There are still people leaving those countries for opportunities abroad, but not on the scale of the countries who have suffered the most from the policies of market liberation and government retrenchment. We have experienced the result in the United States since the 1800s, with immigrants coming to America for a chance at a better life, but it is a more recent trend across much of Europe (England has dealt with huge immigrant populations from its Pax Brittania days). More and more of the people in the Global South have simply decided to pack their bags and move to the richer countries, knowing they can have a better life there.
This has put a huge strain on Europe for at least four related reasons: 1. In countries like Germany, immigrants are eligible for social services from the moment they arrive, 2. Economic strains in increased competition for jobs, 3. The cultural challenges it provides to the more homogenous populations of European countries, and 4. The challenges to education that emerge as a result of that increased cultural diversity. The responses have varied from country to country, but it is clear that the problem is only growing more dire as time goes on. We have seen conservative and ultra-nationalist political parties gain seats in parliaments across Europe, a push toward a more conservative leadership (neoliberal or even neoconservative), efforts to curb the expression of culture in schools and in public, violence against ethnic and religious minorities and now the push to militarize the efforts to stop immigrants from arriving at their borders. It is the uglier face of globalization and a problem that will only amplify until inequality within and across countries is truly addressed.

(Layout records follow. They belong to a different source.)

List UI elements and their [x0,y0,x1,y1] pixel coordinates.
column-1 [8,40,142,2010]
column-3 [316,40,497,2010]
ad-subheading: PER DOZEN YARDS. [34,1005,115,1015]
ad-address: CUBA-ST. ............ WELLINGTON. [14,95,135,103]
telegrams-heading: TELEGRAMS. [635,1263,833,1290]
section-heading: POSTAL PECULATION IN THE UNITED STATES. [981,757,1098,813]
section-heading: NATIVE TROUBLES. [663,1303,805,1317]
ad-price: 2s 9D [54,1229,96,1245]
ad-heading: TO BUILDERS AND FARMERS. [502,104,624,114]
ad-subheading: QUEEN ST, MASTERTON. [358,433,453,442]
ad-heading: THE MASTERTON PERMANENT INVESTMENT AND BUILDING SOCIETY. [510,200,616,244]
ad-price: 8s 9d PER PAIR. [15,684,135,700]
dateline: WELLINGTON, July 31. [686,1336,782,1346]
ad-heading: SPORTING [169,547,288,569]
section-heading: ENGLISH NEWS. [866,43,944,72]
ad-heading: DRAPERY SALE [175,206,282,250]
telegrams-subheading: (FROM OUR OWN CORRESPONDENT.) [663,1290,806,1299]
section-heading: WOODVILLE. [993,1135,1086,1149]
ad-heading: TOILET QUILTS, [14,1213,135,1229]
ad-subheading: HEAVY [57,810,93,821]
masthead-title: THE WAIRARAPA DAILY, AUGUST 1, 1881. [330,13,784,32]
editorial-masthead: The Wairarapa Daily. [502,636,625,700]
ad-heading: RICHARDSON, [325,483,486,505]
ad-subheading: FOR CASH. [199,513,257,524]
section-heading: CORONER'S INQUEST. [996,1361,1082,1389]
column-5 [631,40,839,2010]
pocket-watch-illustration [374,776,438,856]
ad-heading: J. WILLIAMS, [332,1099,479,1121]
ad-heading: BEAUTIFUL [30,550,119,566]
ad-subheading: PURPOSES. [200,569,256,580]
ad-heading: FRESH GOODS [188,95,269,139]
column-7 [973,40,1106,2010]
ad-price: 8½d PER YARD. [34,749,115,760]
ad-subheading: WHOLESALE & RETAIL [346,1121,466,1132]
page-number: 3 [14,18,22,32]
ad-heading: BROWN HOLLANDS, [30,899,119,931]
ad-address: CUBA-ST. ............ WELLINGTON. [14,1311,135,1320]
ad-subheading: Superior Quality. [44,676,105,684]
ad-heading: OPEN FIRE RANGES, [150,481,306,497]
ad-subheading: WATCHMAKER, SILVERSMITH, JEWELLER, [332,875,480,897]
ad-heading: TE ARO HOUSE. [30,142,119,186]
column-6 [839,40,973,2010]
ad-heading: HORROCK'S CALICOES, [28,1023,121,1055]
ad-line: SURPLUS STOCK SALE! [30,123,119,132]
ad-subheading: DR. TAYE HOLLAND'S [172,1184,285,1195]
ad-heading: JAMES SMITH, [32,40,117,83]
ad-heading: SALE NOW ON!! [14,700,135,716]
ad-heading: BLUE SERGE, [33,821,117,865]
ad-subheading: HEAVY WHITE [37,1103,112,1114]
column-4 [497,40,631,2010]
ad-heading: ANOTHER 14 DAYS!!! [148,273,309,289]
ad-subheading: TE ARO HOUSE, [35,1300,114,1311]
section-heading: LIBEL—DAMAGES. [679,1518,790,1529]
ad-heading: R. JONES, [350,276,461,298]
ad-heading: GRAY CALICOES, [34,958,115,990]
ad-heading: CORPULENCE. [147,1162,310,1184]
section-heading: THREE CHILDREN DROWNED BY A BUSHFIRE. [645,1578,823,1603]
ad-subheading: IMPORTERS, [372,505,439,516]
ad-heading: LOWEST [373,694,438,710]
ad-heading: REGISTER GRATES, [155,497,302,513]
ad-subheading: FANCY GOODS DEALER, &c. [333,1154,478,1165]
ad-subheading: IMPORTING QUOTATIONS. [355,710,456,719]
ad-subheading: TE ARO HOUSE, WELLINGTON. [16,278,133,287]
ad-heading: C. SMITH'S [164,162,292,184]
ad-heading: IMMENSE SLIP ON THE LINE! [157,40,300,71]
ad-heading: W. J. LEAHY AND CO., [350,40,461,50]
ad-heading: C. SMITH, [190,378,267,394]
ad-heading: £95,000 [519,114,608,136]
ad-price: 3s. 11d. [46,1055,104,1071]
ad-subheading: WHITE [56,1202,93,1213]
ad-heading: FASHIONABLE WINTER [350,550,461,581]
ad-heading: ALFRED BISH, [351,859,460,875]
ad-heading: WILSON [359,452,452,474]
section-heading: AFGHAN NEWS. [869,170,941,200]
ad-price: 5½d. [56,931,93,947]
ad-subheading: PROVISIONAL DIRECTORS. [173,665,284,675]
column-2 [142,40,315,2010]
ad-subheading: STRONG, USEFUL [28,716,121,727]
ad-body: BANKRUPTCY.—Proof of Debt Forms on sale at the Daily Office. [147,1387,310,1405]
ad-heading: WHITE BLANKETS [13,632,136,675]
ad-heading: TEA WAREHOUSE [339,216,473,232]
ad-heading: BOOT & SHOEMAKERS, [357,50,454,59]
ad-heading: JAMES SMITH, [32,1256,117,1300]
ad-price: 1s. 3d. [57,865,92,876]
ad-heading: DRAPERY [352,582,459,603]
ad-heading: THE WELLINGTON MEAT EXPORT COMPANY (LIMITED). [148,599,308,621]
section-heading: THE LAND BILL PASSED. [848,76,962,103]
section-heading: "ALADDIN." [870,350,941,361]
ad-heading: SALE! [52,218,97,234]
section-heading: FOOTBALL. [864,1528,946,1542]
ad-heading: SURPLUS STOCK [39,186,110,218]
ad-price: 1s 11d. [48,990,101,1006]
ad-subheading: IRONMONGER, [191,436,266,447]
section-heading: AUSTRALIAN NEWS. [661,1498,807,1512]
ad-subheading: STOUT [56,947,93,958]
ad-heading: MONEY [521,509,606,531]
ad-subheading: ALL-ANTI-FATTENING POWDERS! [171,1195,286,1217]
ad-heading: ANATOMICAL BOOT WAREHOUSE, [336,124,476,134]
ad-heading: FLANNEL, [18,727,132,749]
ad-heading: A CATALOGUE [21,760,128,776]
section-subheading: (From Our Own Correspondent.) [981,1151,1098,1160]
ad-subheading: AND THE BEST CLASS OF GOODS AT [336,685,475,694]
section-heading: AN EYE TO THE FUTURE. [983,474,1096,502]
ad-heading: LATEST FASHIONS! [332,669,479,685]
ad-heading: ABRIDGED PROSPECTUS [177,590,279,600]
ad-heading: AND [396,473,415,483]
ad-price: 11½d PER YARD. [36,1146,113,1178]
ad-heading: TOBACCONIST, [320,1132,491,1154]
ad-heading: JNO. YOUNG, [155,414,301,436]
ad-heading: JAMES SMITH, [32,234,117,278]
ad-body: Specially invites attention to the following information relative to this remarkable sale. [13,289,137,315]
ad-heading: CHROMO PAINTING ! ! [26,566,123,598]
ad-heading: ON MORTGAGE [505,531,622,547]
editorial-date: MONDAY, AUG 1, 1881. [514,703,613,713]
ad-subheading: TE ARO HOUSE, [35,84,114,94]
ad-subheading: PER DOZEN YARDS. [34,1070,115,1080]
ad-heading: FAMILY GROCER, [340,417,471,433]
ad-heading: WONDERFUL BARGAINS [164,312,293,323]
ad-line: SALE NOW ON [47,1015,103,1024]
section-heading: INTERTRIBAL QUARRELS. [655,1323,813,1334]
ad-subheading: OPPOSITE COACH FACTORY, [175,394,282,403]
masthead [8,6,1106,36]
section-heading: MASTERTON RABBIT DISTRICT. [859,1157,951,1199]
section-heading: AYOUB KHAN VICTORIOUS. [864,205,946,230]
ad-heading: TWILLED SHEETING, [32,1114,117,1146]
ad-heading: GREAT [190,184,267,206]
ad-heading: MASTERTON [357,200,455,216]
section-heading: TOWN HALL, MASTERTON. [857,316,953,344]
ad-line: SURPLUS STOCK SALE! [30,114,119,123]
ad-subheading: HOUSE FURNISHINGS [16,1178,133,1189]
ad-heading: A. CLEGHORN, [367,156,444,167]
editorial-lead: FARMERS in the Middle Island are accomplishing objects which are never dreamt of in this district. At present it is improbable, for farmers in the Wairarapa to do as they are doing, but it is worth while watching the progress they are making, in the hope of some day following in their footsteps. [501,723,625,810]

On the more positive side, Ireland looks set to become the first country in Europe to democratically ratify gay marriage. Citizens of the once religiously conservative country, where homosexuality was illegal until 1993 and divorce until 1997, could provide further proof that one form of diversity is becoming more widely accepted across the Western world. Ireland would not be the only country in Europe with marriage equality, of course. It came to the Netherlands, in 2001, Belgium, in 2003, Spain and Portugal, in 2005; Norway, Sweden, and Iceland, in 2010; Denmark, in 2012; France, in 2013; and it goes into effect in Finland in 2017. Since 2013, it has been legal in most of the United Kingdom, though not in Northern Ireland. And so one of the greatest challenges across the globe today continues – how people with different cultural values and beliefs can find ways to exist in the same place without resorting to violence and hatred.